Tuesday 6/16
Squats 5 x 5 x 315. Done
I had to take a light day last Tuesday. I’m not sure what happened, but something turned a corner with the diet and my energy and strength and even mental attitude took a precipitous nose dive. After my first warm up set at 135 I knew that nothing good was going to happen and I didn’t even attempt anything hard.
Thursday 6/18
- Press 5 x 5 x 175.
- Pull Ups: 5 sets to failure
- Pulldowns 3 x 12
- FacePulls 3 x 12
Light day on Press today too. Same feeling as on Tuesday. Even the first warm up sets felt heavy and I knew there was no point in doing anything heavy. Pec is feeling very tender as well so I just pressed today and avoided anymore pec work this week. Body is going through some sort adjustment period right now with calories and body weight continuing to drop. Not sure if its hormonal or what, but this feels like a very bad bout of overtraining. Decided to not even deadlift on Friday as planned. Just gonna give the body a break from heavy stuff.
Saturday: 30 mins sled pulling.
Monday 6/23
Feeling a little more energetic today, but still weak overall. Tried to push through to some heavier weights today and not settle for a light day. Performance was okay, but everything felt heavier than in week’s prior
- Bench Press: 1 x 345 (pause), 1 x 355 (pause), 1 x 365 (tounch n go), 1 x 355 x 2 sets (paused); 2 x 3 x 335 (all paused reps)

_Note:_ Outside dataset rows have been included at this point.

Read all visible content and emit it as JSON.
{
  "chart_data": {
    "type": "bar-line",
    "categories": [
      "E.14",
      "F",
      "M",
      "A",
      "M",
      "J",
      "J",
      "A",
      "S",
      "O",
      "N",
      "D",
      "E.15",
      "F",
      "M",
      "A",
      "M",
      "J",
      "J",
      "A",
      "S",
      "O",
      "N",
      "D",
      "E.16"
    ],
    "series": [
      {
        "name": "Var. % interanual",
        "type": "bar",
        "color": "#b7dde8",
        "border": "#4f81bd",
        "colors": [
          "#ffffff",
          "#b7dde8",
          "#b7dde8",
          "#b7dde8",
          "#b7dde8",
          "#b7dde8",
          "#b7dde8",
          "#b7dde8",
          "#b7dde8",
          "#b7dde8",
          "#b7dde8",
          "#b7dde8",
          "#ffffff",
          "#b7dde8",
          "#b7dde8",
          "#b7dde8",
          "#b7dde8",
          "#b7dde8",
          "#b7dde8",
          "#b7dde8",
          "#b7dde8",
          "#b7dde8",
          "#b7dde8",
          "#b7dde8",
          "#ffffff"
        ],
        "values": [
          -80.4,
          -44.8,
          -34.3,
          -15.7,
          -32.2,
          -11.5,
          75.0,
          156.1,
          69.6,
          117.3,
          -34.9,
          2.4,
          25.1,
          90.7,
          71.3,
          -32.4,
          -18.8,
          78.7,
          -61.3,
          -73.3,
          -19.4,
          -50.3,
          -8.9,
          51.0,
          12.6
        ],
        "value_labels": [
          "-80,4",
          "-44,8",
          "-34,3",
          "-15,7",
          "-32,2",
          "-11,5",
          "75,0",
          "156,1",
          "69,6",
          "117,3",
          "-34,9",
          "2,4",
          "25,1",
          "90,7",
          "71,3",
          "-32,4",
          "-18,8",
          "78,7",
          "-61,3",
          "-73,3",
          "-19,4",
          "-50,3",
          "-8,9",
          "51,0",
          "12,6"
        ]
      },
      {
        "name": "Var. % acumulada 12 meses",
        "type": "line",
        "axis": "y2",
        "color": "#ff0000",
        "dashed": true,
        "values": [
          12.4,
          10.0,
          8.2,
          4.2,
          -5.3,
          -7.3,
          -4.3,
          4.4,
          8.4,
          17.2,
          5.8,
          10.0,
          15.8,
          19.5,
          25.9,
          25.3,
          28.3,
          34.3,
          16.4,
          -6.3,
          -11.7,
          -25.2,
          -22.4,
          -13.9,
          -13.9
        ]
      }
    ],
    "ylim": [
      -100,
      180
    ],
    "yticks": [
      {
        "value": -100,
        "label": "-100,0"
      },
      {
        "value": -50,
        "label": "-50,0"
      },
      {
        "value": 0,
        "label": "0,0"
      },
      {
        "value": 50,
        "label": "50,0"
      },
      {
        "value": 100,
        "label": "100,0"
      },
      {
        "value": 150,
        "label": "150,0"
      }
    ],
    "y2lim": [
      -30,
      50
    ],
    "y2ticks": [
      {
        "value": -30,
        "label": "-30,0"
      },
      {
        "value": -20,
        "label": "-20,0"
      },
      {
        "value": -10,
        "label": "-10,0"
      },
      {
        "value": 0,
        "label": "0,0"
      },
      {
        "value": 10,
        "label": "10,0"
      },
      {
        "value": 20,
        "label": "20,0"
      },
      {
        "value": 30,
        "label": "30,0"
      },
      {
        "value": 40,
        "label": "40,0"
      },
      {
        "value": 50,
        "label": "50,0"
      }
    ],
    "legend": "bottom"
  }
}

- Floor Press (thumbs distance from smooth; all reps paused) 6 x 3 x 315
- Dips 4 x 10
- Lying Tricep Ext w/ DBs: 5 x 10-12
Tuesday 6/24
Bodyweight now at a low for the cycle of 208. Officially down 34 lbs from the start of the diet. Of course today was a super low calorie day with only 3 meals. Love when that day falls on heavy squat/deadlift day.
- Squat 1 x 455, 1 x 465, 1 x 475, 1 x 455, 2 x 430. Everything felt slow and shitty. Did not have 500 in the tank today. Hoping it will be there on meet day. Been hitting 495 consistently the whole training cycle, this was the first day it wasn’t there. Nathan assures me it will be come meet day. He’s usually right.
- Deadlift 1 x 315, 1 x 405, 1 x 455, 1 x 500.
- Speed Deadlift 10 x 1 x 315 + doubled mini-bands. 60 sec rest between sets.